A Associação Agrícola de São Miguel (AASM) e o Governo açoriano defenderam hoje que o mercado de lacticínios apresenta condições para permitir um aumento do preço do leite pago pelas fábricas aos produtores do arquipélago.

“O mercado evolui de uma forma muito favorável para que haja novos ajustamentos nos preços aos produtores”, afirmou o secretário regional da Agricultura, que hoje se reuniu com os responsáveis da AASM, em Ponta Delgada.

Segundo Noé Rodrigues, os lavradores açorianos têm mantido a sua produção “no máximo da suas quotas de referência”, o que justifica a reivindicação do sector de mais quota para o arquipélago.

“É preciso e é necessário existir mais quota disponível para os produtores regionais”, alegou o secretário açoriano do sector, para quem as indústrias devem ter uma estratégia de ajustamento constante dos preços, numa altura em que se prevê que o mercado tenha “francas possibilidades de remunerar melhor” o leite pago aos produtores.

Para o presidente da AASM, as indústrias de lacticínios da ilha de São Miguel “não estão fazer a parte que lhe deve em relação ao preço do leite”.

“A indústria, ao nível de São Miguel, está cada vez mais capitalizada, cada vez ganha mais e os produtores ganham menos”, alertou Jorge Rita.

Segundo o dirigente associativo, que destacou as “diferenças abismais” entre o preço do leite pago aos produtores da Europa e aos açorianos, os mercados nesta área estão “extremamente favoráveis” para os produtos lácteos a nível nacional.

“O valor mínimo (de aumento) é quatro cêntimos” por cada litro, disse Jorge Rita, para quem os Açores estão a “perder uma grande oportunidade”, devido a uma “indústria míope que vê a curto prazo”.

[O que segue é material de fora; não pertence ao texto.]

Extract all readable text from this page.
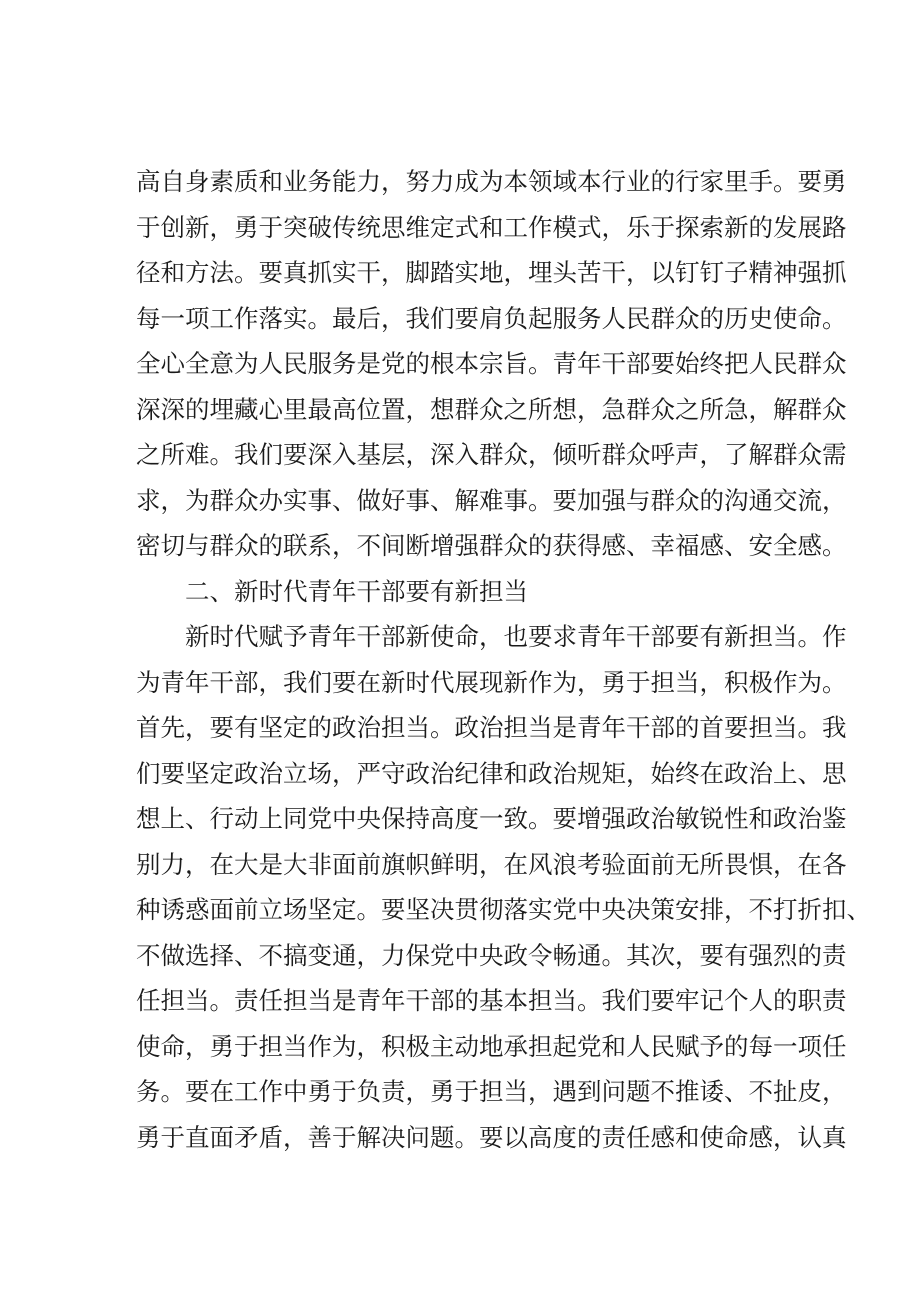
高自身素质和业务能力，努力成为本领域本行业的行家里手。要勇
于创新，勇于突破传统思维定式和工作模式，乐于探索新的发展路
径和方法。要真抓实干，脚踏实地，埋头苦干，以钉钉子精神强抓
每一项工作落实。最后，我们要肩负起服务人民群众的历史使命。
全心全意为人民服务是党的根本宗旨。青年干部要始终把人民群众
深深的埋藏心里最高位置，想群众之所想，急群众之所急，解群众
之所难。我们要深入基层，深入群众，倾听群众呼声，了解群众需
求，为群众办实事、做好事、解难事。要加强与群众的沟通交流，
密切与群众的联系，不间断增强群众的获得感、幸福感、安全感。
二、新时代青年干部要有新担当
新时代赋予青年干部新使命，也要求青年干部要有新担当。作
为青年干部，我们要在新时代展现新作为，勇于担当，积极作为。
首先，要有坚定的政治担当。政治担当是青年干部的首要担当。我
们要坚定政治立场，严守政治纪律和政治规矩，始终在政治上、思
想上、行动上同党中央保持高度一致。要增强政治敏锐性和政治鉴
别力，在大是大非面前旗帜鲜明，在风浪考验面前无所畏惧，在各
种诱惑面前立场坚定。要坚决贯彻落实党中央决策安排，不打折扣、
不做选择、不搞变通，力保党中央政令畅通。其次，要有强烈的责
任担当。责任担当是青年干部的基本担当。我们要牢记个人的职责
使命，勇于担当作为，积极主动地承担起党和人民赋予的每一项任
务。要在工作中勇于负责，勇于担当，遇到问题不推诿、不扯皮，
勇于直面矛盾，善于解决问题。要以高度的责任感和使命感，认真
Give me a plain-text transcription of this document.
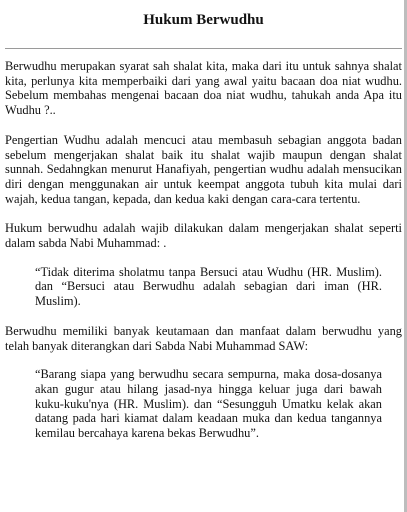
Hukum Berwudhu

Berwudhu merupakan syarat sah shalat kita, maka dari itu untuk sahnya shalat kita, perlunya kita memperbaiki dari yang awal yaitu bacaan doa niat wudhu. Sebelum membahas mengenai bacaan doa niat wudhu, tahukah anda Apa itu Wudhu ?..

Pengertian Wudhu adalah mencuci atau membasuh sebagian anggota badan sebelum mengerjakan shalat baik itu shalat wajib maupun dengan shalat sunnah. Sedahngkan menurut Hanafiyah, pengertian wudhu adalah mensucikan diri dengan menggunakan air untuk keempat anggota tubuh kita mulai dari wajah, kedua tangan, kepada, dan kedua kaki dengan cara-cara tertentu.

Hukum berwudhu adalah wajib dilakukan dalam mengerjakan shalat seperti dalam sabda Nabi Muhammad: .

“Tidak diterima sholatmu tanpa Bersuci atau Wudhu (HR. Muslim). dan “Bersuci atau Berwudhu adalah sebagian dari iman (HR. Muslim).

Berwudhu memiliki banyak keutamaan dan manfaat dalam berwudhu yang telah banyak diterangkan dari Sabda Nabi Muhammad SAW:

“Barang siapa yang berwudhu secara sempurna, maka dosa-dosanya akan gugur atau hilang jasad-nya hingga keluar juga dari bawah kuku-kuku'nya (HR. Muslim). dan “Sesungguh Umatku kelak akan datang pada hari kiamat dalam keadaan muka dan kedua tangannya kemilau bercahaya karena bekas Berwudhu”.
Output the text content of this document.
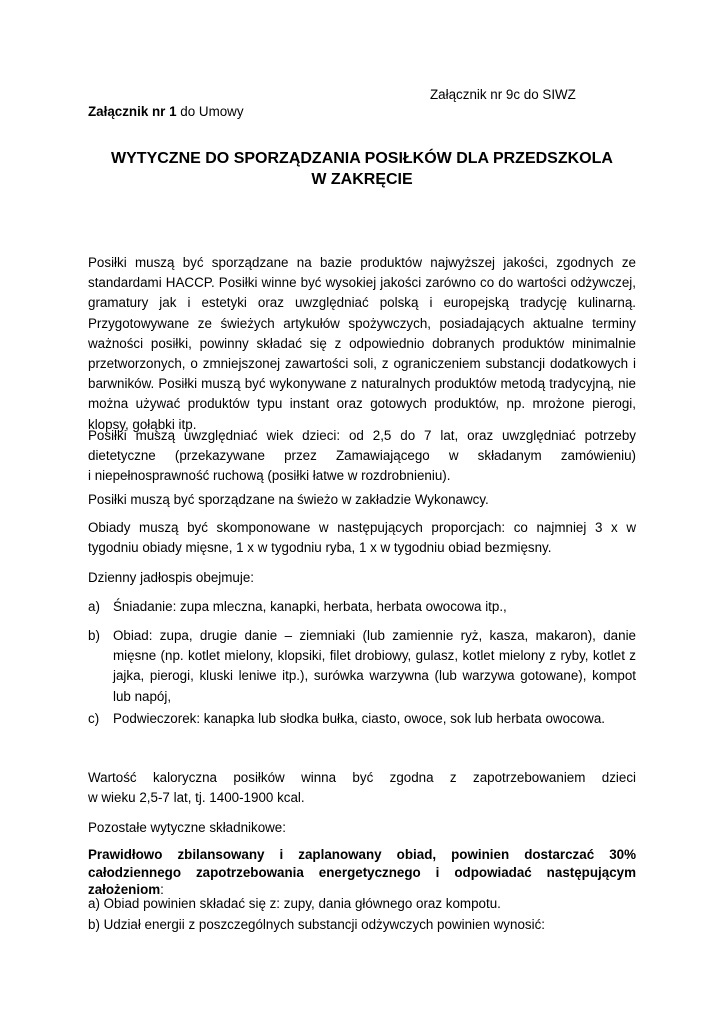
Załącznik nr 9c do SIWZ
Załącznik nr 1 do Umowy
WYTYCZNE DO SPORZĄDZANIA POSIŁKÓW DLA PRZEDSZKOLA
W ZAKRĘCIE

Posiłki muszą być sporządzane na bazie produktów najwyższej jakości, zgodnych ze standardami HACCP. Posiłki winne być wysokiej jakości zarówno co do wartości odżywczej, gramatury jak i estetyki oraz uwzględniać polską i europejską tradycję kulinarną. Przygotowywane ze świeżych artykułów spożywczych, posiadających aktualne terminy ważności posiłki, powinny składać się z odpowiednio dobranych produktów minimalnie przetworzonych, o zmniejszonej zawartości soli, z ograniczeniem substancji dodatkowych i barwników. Posiłki muszą być wykonywane z naturalnych produktów metodą tradycyjną, nie można używać produktów typu instant oraz gotowych produktów, np. mrożone pierogi, klopsy, gołąbki itp.

Posiłki muszą uwzględniać wiek dzieci: od 2,5 do 7 lat, oraz uwzględniać potrzeby dietetyczne (przekazywane przez Zamawiającego w składanym zamówieniu)
i niepełnosprawność ruchową (posiłki łatwe w rozdrobnieniu).

Posiłki muszą być sporządzane na świeżo w zakładzie Wykonawcy.

Obiady muszą być skomponowane w następujących proporcjach: co najmniej 3 x w tygodniu obiady mięsne, 1 x w tygodniu ryba, 1 x w tygodniu obiad bezmięsny.

Dzienny jadłospis obejmuje:

a) Śniadanie: zupa mleczna, kanapki, herbata, herbata owocowa itp.,
b) Obiad: zupa, drugie danie – ziemniaki (lub zamiennie ryż, kasza, makaron), danie mięsne (np. kotlet mielony, klopsiki, filet drobiowy, gulasz, kotlet mielony z ryby, kotlet z jajka, pierogi, kluski leniwe itp.), surówka warzywna (lub warzywa gotowane), kompot lub napój,
c) Podwieczorek: kanapka lub słodka bułka, ciasto, owoce, sok lub herbata owocowa.
Wartość kaloryczna posiłków winna być zgodna z zapotrzebowaniem dzieci
w wieku 2,5-7 lat, tj. 1400-1900 kcal.

Pozostałe wytyczne składnikowe:

Prawidłowo zbilansowany i zaplanowany obiad, powinien dostarczać 30% całodziennego zapotrzebowania energetycznego i odpowiadać następującym założeniom:

a) Obiad powinien składać się z: zupy, dania głównego oraz kompotu.

b) Udział energii z poszczególnych substancji odżywczych powinien wynosić:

Após a reunião com o Governo Regional, a AASM salientou, ainda, que a operação de resgate de quota leiteira lançada pelo Governo Regional “acabou por ser cirúrgica”, por permitir que pequenos produtores possam sair do sector “com o máximo de dignidade”.

Segundo Jorge Rita, existem 211 produtores que viram as suas candidaturas aprovadas e que 50 por cento da quota a vender será de explorações da ilha de São Miguel.

Sobre esta operação, Noé Rodrigues adiantou que permite reestruturar a produção de leite, ao mesmo tempo que garante que os produtores sem condições para produzir leite se possam retirar “com uma saída digna”.

Este resgate permite aos produtores de leite interessados venderem a sua quota por 40 cêntimos o quilo, direitos de produção que são, depois, distribuídos por outros lavradores da mesma ilha.

A portaria prevê que os primeiros pagamentos por conta do novo resgate sejam efectuados a partir de Junho do próximo ano, sendo o remanescente liquidado a partir de Maio de 2009.

Esta nova operação terá efeitos no próximo ano agrícola – a iniciar em Março de 2008 – e, segundo o executivo regional, para aprovação de candidaturas foram estabelecidas prioridades relacionadas com o grau de sanidade das explorações e dimensão da quota atribuída ao produtor em referência.